Kurzgutachten oder Vollgutachten?

Diese Frage lässt sich nicht pauschal beantworten. Wenn sich innerhalb der Familie bereits Einigkeit abzeichnet und nur eine fachlich fundierte Orientierung benötigt wird, kann ein Kurzgutachten sinnvoll sein. Es ist kompakter, schneller verfügbar und für interne Entscheidungen oft ausreichend.

Sobald die Bewertung jedoch gegenüber Behörden, Banken, Rechtsanwälten oder vor Gericht Bestand haben soll, ist ein Vollgutachten meist die richtige Wahl. Es dokumentiert die Bewertungsgrundlagen ausführlicher und ist auf Nachvollziehbarkeit und formale Belastbarkeit ausgelegt. Wer hier am falschen Ende spart, zahlt häufig später doppelt – etwa durch neue Bewertungen, längere Streitigkeiten oder schwer auflösbare Differenzen in der Erbengemeinschaft.
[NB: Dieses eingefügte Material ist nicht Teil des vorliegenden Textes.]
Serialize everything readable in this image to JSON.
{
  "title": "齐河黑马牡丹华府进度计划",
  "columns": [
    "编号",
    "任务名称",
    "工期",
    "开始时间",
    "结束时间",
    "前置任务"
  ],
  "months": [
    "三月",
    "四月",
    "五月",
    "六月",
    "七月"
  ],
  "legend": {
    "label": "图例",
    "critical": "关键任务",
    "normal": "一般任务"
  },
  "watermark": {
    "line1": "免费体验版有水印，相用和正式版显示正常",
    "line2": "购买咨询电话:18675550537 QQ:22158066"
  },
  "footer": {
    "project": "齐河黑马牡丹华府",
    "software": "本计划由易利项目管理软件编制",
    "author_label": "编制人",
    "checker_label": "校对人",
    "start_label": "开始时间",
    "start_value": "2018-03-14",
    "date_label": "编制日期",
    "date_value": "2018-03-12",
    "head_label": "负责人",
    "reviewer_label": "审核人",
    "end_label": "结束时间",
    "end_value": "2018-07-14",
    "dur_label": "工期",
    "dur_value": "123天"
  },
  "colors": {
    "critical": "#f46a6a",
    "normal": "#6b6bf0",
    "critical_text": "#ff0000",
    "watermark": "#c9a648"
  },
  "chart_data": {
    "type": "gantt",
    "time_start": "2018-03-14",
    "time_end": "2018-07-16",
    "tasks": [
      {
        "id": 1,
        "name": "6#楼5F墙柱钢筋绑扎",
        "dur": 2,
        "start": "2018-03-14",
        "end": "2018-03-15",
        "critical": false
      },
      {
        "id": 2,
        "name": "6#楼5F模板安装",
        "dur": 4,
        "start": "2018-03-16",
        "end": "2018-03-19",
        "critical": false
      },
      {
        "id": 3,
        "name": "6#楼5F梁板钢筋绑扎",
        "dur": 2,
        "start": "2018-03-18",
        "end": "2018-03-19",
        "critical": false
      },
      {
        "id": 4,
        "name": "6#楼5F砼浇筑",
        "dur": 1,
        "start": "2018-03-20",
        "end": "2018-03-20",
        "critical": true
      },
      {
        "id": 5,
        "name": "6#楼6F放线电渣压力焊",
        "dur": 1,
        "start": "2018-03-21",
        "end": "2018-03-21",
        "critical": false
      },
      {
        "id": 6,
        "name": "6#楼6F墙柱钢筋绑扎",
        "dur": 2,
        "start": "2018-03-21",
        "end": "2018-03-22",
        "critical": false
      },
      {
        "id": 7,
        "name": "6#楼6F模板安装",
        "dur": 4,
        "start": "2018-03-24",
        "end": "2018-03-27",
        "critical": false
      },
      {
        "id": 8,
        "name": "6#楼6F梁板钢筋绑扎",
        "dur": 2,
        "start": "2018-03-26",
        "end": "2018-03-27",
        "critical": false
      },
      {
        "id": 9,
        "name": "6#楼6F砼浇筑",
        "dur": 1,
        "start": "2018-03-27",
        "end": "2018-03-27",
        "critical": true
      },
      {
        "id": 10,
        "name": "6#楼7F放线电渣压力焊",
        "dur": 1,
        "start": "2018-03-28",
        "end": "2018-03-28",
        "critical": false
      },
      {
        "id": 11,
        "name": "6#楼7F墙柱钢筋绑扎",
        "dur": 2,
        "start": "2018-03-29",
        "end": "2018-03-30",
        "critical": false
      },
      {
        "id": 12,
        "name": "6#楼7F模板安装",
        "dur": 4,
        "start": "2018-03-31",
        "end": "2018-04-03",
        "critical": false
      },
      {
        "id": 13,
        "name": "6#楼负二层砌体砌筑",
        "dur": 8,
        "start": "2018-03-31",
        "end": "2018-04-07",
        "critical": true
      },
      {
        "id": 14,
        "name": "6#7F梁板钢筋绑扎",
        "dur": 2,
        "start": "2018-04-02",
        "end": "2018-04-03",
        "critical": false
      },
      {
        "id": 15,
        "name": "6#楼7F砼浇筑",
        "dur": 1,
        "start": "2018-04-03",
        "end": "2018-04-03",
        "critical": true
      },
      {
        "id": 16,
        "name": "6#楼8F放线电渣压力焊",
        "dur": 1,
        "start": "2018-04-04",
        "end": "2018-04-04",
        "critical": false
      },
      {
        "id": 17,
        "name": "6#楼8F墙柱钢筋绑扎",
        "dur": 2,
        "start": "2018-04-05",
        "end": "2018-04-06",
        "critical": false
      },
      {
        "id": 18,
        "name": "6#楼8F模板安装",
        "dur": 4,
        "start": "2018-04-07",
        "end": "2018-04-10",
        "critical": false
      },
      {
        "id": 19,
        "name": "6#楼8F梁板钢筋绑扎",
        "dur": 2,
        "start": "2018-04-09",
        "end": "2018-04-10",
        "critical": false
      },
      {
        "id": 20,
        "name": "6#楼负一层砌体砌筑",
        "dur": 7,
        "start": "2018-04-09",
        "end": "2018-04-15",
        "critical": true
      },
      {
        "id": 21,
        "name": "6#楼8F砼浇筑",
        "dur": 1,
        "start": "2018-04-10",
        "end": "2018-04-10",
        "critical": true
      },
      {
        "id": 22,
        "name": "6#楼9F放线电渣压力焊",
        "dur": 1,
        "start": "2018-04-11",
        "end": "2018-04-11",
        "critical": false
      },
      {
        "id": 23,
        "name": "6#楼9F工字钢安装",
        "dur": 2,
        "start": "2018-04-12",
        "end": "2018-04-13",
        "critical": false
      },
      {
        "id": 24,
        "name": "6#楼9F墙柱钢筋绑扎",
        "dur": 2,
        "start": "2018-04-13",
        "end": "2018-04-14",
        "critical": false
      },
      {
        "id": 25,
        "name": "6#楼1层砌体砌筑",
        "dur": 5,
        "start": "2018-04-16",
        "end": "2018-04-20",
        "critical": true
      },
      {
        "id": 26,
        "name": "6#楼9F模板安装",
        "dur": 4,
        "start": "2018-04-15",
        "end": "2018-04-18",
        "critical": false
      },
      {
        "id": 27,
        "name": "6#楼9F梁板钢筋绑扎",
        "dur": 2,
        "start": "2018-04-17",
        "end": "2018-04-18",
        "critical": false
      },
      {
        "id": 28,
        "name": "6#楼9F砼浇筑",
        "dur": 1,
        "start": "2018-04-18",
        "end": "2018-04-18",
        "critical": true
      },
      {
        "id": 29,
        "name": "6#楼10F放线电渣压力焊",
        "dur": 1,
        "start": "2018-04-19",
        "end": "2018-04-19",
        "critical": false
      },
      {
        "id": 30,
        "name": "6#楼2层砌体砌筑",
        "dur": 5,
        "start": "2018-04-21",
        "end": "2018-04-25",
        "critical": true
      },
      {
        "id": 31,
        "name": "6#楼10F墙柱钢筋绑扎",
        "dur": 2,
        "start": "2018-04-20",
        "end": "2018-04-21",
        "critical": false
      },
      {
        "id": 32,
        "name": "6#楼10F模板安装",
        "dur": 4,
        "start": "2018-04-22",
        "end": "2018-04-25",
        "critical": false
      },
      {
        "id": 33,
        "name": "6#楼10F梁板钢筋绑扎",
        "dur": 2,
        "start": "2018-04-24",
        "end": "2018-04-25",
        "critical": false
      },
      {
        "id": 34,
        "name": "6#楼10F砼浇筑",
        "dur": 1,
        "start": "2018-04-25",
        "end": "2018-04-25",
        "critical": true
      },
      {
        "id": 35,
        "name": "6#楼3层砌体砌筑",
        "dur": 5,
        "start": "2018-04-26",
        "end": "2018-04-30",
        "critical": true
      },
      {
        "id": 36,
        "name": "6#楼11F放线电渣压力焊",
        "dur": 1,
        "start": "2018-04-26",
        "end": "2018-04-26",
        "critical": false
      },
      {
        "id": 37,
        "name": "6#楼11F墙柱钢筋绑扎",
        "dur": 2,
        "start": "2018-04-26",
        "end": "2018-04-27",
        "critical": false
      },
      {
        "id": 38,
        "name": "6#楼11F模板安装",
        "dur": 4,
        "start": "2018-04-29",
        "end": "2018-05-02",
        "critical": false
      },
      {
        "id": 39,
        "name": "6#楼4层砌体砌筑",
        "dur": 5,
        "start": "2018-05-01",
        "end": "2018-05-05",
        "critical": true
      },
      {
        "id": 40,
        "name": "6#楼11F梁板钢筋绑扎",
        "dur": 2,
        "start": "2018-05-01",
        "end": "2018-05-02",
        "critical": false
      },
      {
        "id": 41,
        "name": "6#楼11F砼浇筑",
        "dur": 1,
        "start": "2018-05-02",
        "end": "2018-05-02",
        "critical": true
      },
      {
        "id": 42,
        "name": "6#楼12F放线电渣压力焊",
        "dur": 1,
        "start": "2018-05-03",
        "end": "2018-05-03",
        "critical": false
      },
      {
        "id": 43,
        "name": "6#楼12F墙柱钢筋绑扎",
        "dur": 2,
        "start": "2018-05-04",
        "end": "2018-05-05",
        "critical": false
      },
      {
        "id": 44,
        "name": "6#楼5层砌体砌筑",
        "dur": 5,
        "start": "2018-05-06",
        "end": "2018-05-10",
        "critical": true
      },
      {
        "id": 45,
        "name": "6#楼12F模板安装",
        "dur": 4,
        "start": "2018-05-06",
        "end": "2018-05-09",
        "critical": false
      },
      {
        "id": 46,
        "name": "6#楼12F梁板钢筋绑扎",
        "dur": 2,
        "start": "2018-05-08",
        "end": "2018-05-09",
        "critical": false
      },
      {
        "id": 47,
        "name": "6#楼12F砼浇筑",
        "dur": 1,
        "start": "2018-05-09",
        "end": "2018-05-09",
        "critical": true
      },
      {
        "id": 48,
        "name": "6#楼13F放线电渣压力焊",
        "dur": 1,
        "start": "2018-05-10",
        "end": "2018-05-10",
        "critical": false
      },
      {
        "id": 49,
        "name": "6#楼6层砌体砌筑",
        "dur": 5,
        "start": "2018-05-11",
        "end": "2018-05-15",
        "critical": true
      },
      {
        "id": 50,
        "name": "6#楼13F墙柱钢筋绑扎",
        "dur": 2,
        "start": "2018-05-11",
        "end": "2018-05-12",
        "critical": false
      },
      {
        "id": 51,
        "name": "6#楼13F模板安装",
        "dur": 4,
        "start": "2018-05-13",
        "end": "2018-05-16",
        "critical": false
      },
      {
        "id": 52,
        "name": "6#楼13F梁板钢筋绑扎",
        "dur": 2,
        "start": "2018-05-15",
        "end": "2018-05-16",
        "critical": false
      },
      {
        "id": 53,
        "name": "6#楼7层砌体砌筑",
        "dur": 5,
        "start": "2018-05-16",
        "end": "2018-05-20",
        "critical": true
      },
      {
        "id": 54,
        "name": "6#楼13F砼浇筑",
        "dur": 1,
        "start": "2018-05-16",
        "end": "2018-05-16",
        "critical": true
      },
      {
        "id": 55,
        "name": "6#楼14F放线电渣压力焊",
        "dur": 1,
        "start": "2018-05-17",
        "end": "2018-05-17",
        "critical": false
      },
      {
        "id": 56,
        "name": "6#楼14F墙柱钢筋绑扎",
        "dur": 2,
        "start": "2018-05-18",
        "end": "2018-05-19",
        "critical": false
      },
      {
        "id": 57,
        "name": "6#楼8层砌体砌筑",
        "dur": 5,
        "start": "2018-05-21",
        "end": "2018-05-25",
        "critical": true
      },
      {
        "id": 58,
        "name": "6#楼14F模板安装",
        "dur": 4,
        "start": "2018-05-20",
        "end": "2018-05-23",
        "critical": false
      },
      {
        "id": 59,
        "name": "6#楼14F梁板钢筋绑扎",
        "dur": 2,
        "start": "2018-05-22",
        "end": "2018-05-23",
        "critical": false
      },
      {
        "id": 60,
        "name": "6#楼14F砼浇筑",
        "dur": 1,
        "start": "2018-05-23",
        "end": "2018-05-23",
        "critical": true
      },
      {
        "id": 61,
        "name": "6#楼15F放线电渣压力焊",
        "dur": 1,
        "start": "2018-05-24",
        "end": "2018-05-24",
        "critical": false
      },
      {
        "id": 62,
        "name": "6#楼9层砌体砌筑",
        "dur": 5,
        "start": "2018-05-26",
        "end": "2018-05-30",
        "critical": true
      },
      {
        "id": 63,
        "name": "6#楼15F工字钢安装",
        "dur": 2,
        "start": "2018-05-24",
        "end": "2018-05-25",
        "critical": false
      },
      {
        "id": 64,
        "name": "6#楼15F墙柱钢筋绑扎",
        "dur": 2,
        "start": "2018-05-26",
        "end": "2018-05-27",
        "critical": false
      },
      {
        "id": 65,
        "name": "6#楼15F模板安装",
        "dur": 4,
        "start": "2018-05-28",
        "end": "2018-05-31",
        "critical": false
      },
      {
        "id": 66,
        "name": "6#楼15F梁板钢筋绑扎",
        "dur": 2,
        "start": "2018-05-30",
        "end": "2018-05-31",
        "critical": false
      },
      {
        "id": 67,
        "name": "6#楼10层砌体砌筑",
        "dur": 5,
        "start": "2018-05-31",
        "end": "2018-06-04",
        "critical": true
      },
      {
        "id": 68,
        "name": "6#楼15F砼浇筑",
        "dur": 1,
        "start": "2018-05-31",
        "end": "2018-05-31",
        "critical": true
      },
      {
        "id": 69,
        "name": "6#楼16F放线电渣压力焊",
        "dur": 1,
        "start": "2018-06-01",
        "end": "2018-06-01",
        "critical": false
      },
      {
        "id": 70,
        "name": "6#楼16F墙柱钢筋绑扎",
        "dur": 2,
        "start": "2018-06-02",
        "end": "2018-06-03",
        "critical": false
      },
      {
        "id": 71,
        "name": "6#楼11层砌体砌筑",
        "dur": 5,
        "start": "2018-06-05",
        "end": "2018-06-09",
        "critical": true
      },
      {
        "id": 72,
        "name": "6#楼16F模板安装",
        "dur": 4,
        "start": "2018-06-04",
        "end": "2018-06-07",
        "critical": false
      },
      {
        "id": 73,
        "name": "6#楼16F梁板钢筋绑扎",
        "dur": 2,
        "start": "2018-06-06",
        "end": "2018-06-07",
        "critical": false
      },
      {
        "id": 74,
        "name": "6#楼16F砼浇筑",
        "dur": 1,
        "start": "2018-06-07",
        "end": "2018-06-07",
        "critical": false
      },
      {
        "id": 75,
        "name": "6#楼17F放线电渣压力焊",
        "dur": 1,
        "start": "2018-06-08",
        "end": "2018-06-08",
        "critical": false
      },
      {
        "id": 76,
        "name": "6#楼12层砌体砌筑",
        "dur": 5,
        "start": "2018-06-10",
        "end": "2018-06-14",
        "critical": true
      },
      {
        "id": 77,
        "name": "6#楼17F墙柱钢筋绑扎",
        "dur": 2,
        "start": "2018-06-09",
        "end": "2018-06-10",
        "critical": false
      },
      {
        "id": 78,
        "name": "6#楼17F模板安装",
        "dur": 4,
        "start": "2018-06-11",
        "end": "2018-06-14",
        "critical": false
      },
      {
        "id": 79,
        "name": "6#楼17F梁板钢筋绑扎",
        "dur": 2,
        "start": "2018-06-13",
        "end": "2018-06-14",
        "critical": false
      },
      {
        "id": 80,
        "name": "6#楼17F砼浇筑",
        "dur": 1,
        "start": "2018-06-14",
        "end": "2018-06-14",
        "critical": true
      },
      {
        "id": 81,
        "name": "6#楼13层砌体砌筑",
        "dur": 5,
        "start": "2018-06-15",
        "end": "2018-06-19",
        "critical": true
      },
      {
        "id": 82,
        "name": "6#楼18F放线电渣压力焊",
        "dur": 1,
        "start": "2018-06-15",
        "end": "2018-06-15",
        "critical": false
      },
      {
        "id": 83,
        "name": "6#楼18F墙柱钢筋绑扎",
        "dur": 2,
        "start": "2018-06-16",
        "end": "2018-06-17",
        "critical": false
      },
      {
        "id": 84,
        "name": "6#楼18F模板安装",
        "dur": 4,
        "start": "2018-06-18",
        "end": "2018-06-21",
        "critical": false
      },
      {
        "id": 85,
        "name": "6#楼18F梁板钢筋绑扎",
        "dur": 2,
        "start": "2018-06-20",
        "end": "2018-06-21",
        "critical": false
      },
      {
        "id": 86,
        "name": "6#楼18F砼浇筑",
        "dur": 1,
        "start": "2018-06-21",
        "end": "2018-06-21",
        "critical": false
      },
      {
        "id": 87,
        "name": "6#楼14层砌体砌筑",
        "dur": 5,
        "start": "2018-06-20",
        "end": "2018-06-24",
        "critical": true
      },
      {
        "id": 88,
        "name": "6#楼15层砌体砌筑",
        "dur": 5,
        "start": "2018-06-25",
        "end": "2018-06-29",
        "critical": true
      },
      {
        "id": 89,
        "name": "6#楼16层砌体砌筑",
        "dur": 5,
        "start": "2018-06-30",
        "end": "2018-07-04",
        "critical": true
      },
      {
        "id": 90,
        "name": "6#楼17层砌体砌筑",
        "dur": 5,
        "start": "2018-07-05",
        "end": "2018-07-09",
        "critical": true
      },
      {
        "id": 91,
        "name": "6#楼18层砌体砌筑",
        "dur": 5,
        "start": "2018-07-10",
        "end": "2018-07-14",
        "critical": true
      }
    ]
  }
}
Warum der Bewertungsstichtag zählt

Im Nachlassrecht ist nicht nur der Wert selbst wichtig, sondern auch der Zeitpunkt, auf den sich die Bewertung bezieht. Zwischen Erbfall, Begutachtung und späterem Verkauf können Monate liegen. In einem bewegten Markt kann das erhebliche Unterschiede verursachen.

Deshalb muss sauber zwischen Stichtagswert und aktueller Markteinschätzung unterschieden werden. Für steuerliche oder rechtliche Fragen zählt häufig ein klar definierter Zeitpunkt. Für Verkaufsentscheidungen kann zusätzlich eine aktuelle Einordnung des Marktes sinnvoll sein. Beides zu vermischen, führt schnell zu Missverständnissen.

Wer eine Immobilie aus einem Nachlass bewerten lässt, sollte deshalb früh klären, wofür der Wert benötigt wird und wie belastbar die Ausarbeitung sein muss. Eine saubere Wertermittlung spart nicht jede Diskussion, aber sie sorgt dafür, dass über Fakten gesprochen wird statt über Vermutungen.